– А откуда ты знаешь название почты? – изумляюсь я и, догадавшись, шепчу яростно: – Ты что-то отправлял нам, да? Хотел таким образом найти нас?
– Тебе сейчас нужно думать о другом, Кира, – помрачнев, отрезает Леха. – Подумай, как тебя мог вычислить Пирогов. Вот самая главная задача!
– А спросить ты у него не пробовал? – огрызаюсь я и, войдя во двор, замедляю шаг.
На моем законном месте снова стоит Мазда Нефертити. А она сама сидит под подъездом.
– Кажется, у нас гости, Леша, – вздыхаю я театрально. – Сейчас начнется представление.
– Нет, – мотает башкой Воскобойников. – Симона – девочка спокойная.
– Трусливая и истеричная дура, – морщусь я и уже хочу добавить, чтоб разбирался сам, когда Симона подскакивает с лавки и во всю прыть несется в нашу сторону.
На автомате я успеваю остановить ее, прежде чем эта идиотка врежется в больную руку Алексея. Шиплю раздраженно:
– Какого на людей прыгаешь, Нефертити?
– Лешенька, – театрально заламывает руки царица Египта, – мне передали, что ты женишься… На этой старой кошелке! Я не стала верить сплетням и приехала сама. Скажи мне, что это неправда, – в надежде смотрит на него Симона.
– Правда, – кивает Леха, как ни в чем не бывало продолжая продвигаться к подъезду. – Это моя любимая женщина, Симона. Боюсь, нам с тобой теперь не по пути…
– Но как же, – лопочет она непонимающе и бежит, словно собачка, следом. – Вы же только вчера познакомились… И то случайно…
– Мы давно знаем друг друга, – бросает на ходу Леха.
– С детского сада, – сварливо встреваю я в разговор.
– Да нет же, – отмахивается от меня Воскобойников. – Я ходил в «Василек», а ты – в «Солнышко».
– А потом «Василек» закрылся, и всех детей к нам перевели!
– А-а, точно, – кивает Леха. – В последний год перед школой…
– Лешенька, – пищит рядом Симона, о которой мы в одночасье забыли, – зачем тебе эта пожилая и неухоженная женщина? Я же лучше и красивее!

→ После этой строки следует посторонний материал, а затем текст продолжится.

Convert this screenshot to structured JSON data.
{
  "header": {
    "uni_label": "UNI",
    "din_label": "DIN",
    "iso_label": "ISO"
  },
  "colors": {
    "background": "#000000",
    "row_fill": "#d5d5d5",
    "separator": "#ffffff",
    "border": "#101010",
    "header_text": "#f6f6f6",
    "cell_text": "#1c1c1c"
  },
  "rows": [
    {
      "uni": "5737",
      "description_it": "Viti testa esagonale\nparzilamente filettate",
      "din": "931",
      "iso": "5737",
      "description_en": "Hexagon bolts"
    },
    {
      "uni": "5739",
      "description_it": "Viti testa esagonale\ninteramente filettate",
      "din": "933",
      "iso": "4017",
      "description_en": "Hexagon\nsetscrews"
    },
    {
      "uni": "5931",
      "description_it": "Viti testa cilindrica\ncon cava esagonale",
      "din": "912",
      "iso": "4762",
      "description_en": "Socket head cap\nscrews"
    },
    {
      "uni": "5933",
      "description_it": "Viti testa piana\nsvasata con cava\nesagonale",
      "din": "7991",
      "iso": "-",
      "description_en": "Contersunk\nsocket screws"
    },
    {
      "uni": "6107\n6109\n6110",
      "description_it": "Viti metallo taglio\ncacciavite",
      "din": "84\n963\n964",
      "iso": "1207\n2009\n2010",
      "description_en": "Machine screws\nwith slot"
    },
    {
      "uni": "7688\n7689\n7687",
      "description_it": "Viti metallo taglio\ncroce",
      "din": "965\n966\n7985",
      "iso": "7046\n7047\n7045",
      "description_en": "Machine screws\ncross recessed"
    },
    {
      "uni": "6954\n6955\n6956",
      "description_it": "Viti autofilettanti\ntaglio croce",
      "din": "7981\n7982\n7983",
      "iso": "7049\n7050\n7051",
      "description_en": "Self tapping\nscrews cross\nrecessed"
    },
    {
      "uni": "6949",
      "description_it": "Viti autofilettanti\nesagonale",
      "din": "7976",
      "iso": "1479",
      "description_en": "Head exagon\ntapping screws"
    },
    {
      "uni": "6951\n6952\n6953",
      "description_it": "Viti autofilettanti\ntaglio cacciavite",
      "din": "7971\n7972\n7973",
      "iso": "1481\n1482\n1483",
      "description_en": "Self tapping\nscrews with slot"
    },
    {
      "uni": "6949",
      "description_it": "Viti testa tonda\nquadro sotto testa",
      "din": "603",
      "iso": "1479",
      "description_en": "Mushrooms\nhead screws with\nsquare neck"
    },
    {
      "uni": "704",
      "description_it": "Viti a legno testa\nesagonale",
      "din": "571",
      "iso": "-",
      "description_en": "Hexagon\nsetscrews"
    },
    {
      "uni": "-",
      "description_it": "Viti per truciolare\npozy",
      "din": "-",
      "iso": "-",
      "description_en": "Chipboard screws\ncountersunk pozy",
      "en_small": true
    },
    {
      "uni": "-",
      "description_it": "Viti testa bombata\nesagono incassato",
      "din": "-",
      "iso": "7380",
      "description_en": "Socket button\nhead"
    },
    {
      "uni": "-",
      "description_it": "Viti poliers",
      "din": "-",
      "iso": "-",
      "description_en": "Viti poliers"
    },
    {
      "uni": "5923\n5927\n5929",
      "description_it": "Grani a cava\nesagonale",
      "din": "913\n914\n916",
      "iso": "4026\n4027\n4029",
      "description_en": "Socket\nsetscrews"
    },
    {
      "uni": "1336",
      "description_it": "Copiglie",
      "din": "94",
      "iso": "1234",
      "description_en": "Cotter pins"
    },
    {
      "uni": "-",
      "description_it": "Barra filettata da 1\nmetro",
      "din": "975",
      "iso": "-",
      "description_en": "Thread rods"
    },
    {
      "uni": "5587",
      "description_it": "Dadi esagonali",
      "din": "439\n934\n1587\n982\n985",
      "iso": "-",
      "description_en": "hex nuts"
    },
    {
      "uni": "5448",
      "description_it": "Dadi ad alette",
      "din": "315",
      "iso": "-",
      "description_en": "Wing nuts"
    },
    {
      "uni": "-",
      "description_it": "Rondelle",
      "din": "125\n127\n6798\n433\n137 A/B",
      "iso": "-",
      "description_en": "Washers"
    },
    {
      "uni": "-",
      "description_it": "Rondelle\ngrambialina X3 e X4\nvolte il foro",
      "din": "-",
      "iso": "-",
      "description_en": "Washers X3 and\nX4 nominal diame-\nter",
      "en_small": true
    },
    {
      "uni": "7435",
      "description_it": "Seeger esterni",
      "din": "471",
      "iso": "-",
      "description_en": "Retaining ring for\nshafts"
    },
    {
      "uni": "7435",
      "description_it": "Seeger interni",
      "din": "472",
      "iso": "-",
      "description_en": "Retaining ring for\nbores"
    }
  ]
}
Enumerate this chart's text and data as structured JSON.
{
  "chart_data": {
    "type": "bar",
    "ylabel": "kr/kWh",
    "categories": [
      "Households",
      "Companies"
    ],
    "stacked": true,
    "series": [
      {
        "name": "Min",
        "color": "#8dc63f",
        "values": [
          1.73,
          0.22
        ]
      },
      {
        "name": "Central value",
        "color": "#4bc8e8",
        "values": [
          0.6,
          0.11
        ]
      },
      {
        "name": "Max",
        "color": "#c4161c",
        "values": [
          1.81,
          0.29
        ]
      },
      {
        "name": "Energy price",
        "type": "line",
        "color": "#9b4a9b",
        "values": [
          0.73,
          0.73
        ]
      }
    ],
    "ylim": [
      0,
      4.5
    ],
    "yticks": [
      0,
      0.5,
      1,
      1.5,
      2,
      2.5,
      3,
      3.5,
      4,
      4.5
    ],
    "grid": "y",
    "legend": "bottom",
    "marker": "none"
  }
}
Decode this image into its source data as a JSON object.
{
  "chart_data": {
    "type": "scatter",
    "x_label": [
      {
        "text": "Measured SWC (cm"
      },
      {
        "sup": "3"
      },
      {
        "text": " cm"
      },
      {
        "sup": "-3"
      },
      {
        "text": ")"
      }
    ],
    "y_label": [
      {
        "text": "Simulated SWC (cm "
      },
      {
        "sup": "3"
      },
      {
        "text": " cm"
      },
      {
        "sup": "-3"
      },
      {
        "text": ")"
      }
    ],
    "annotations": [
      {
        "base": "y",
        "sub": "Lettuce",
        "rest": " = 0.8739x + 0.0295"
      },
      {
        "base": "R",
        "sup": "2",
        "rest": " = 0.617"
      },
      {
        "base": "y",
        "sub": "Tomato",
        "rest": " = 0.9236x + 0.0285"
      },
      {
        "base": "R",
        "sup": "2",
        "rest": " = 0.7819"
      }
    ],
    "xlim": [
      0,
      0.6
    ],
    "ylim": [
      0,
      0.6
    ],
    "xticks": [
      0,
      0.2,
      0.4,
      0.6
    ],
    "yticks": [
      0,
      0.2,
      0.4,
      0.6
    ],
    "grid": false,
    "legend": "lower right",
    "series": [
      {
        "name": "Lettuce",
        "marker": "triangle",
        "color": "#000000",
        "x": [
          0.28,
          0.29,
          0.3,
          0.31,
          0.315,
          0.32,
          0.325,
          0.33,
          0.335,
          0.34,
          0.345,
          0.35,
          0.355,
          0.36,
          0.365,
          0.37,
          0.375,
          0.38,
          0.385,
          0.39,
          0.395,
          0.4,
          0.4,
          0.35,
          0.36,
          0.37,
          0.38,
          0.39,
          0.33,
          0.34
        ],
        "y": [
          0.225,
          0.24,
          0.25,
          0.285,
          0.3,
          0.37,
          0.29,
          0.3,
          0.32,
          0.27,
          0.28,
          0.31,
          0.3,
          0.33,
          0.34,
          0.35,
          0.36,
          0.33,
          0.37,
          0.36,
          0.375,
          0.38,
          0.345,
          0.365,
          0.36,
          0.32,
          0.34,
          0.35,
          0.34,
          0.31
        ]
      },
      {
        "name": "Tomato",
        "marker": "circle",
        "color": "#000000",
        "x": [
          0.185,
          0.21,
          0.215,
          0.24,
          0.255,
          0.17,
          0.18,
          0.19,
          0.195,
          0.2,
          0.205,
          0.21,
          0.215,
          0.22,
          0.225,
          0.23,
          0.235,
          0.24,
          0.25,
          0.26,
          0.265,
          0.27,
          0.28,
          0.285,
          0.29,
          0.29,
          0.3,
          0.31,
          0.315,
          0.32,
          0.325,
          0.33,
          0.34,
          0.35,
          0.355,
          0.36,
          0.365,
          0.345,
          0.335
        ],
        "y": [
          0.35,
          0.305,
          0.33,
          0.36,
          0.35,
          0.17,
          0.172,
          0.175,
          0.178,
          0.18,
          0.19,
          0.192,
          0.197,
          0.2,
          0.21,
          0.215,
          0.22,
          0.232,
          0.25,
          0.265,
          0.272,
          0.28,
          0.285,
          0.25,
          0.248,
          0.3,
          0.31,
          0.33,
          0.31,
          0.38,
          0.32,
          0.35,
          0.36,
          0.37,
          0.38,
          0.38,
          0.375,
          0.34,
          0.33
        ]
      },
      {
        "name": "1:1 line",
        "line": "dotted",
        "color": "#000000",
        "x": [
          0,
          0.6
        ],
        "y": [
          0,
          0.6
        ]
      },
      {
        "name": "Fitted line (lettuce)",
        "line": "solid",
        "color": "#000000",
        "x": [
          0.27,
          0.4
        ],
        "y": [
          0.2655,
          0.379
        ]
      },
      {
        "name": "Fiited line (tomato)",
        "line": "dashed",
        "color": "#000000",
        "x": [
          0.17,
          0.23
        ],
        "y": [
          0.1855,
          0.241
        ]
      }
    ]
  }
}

«Истинная правда, – хочется заорать мне. – Молодая девка, в самом соку. Сиськи, попа, все на месте. Она моложе меня и явно опытнее. И спортивное платьишко от Армани выигрывает сто очков вперед против моего серого офисного платья. Балетки, пусть и от Гуччи, не идут ни в какое сравнение с летними узорчатыми сапожками в тон платья. Как и сама старая ведьма Шакира Мансурова проигрывает Нефертити».
– Все кончено, Симона, – привычно бросает Воскобойников. И девочка разом поникает. Плечики опускаются вниз, а из груди вырывается всхлип.
– Ты еще пожалеешь, – шипит она ядовитой змеей.
«Тебе хоть официально дали отставку», – думаю я, бросая на девчонку жалостливый взгляд. И заходя в подъезд вслед за опытным сердцеедом, шепчу раздраженно:
– Мог бы как-то цивилизованно отказать. Объяснить ей, что наша помолвка временная.
– Обойдется, – фыркает Леха, поднимаясь по лестнице. – С такими людьми делиться секретами – себя не уважать…
– Тогда зачем связываешься? – огрызаюсь я. – Еще вон кольцо купил…
– Но его носишь ты, – отрезает он жестко и, поднявшись на площадку, с ужасом смотрит на входную дверь.
– Етить-колотить, – рычит он, а я рефреном повторяю привязавшееся «Твою мать!».
Все стены около квартиры и сама дверь расписаны фломастерами. И смысл наскальной живописи сводится к пяти словам «Лешенька, я тебя очень люблю!».
И если с двери удается сразу стереть весь этот ужас, то стены вообще не подлежат восстановлению. Только перекрашивать.
Войдя в квартиру, я стремительно несусь в кухню и, выпив стакан воды для успокоения, звоню своему прорабу.
– Виталя, – прошу слезно. – Мне нужно срочно перекрасить две малюсеньких стеночки. Пришли человека, пожалуйста!